Das erklärt, warum Amerikaner sich so leicht mit der Aktie tun: Sie sind quasi gezwungen, sich mit ihr auseinanderzusetzen. Durch die ständig aktualisierten Mitteilungen zum Stand ihres Fondsvermögens lernen sie, mit Kursschwankungen umzugehen, sie erhalten ein Gefühl dafür, was an der Börse gerade los ist. „Das sind wichtige Erfahrungs- und Lerneffekte, die auch innerhalb der Familie weitergegeben werden“, sagt Forscher Hackethal. „Den Deutschen fehlt dies.“ Zwar sind die Vorsorgesysteme europäischer Länder im Detail nicht mit den Vereinigten Staaten vergleichbar. Aber auch beispielsweise in den Niederlanden, in Großbritannien und in Skandinavien gilt: Die Aktie spielt bei der Altersvorsorge eine viel größere Rolle. Auf diese Weise lernen die Menschen den Umgang damit – und kaufen dann eben auch mal selbst einen Anteilsschein.

Doch allein mit der unterschiedlichen Art der Altersvorsorge lässt sich die Zurückhaltung der Deutschen nicht erklären. Sie hat nämlich nach Meinung vieler Forscher auch mit der Art des deutschen Finanzsystems zu tun.
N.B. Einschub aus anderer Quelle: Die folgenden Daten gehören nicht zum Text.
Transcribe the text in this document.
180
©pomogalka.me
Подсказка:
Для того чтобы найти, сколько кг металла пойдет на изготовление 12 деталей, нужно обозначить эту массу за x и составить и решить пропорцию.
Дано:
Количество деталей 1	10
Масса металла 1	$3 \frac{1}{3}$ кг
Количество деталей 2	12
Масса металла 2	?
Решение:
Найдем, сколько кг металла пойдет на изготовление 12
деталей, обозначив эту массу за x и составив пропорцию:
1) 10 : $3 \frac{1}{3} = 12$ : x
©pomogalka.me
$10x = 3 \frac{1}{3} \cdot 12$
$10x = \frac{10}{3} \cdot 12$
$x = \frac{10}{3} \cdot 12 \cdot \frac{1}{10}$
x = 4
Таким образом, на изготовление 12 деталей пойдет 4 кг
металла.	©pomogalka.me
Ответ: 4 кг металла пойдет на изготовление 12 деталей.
Was so hochtrabend klingt, bedeutet in einfachen Worten: Während es in Amerika und Großbritannien völlig normal ist, dass Firmen sich frisches Geld über die Börse beschaffen, verfolgten die meisten deutschen Unternehmen jahrzehntelang einen anderen Weg – sie nahmen Bankkredite auf.

Fünf Prozent Rendite pro Jahr

Was das mit dem einzelnen Anleger zu tun hat? Eine ganze Menge. Eine Gesellschaft wie die deutsche, in der Banken stets als erste Ansprechpartner in allen Finanzfragen gelten, ist dann nämlich auch besonders an Zinsen und Sparbüchern interessiert. In Amerika dagegen, wo Börsengänge und Kapitalerhöhungen an der Tagesordnung sind, steht stattdessen die Aktie im Vordergrund. Wissenschaftler sprechen in einem solchen Fall von Pfadabhängigkeit.

Doch es gibt bei aller sachlichen Analyse auch ein aufwühlendes Ereignis, das vielen Deutschen die Freude an der Aktie verleidet hat: Noch immer wirkt der Absturz der Aktie der Deutschen Telekom wie ein kollektives Trauma. Auf dem Höhepunkt des Internetbooms im Jahr 2000 trauten sich viele Deutsche erstmals an Aktien heran, zeichneten Neuemissionen wie im Rausch und setzten unter Missachtung aller Anlageregeln alles auf nur wenige Aktien. Am Ende wurden sie bitter enttäuscht: Binnen weniger Monate verlor vor allem die Telekom-Aktie fast 90 Prozent an Wert. Verluste, die für viele den Aktienkauf bis heute zum Tabu machen.

Bezeichnenderweise gab es in der deutschen Geschichte nur einen einzigen Zeitpunkt, zu dem die Bundesbürger einen größeren Anteil ihres Vermögens in Aktien hielten als im Jahr 2000. Dies war im Jahr 1950, die Quote lag damals nach Angaben des Deutschen Aktieninstituts bei stattlichen 26,5 Prozent. Grund für den ungewöhnlichen Anstieg: Nach dem Ende des Zweiten Weltkriegs hatten viele Menschen ihre Immobilien verloren, Staatsanleihen waren ausgefallen – viele deutsche Unternehmen aber existierten nach wie vor. Ihre Aktien und der damit verbundene Wert hatten den Krieg überdauert.

Allein das ist schon ein eindrucksvolles Argument für die Vorzüge der Aktie. Doch noch stärker wirkt selbst bei den skeptischen Deutschen womöglich eine Zahl: Danach konnten Anleger, die seit dem Jahr 2000 Monat für Monat eine feste Summe in den Dax investiert haben, trotz des Aufs und Abs der Kurse in all der Zeit ein gutes Geschäft machen. Die Rendite betrug im Schnitt fünf Prozent pro Jahr.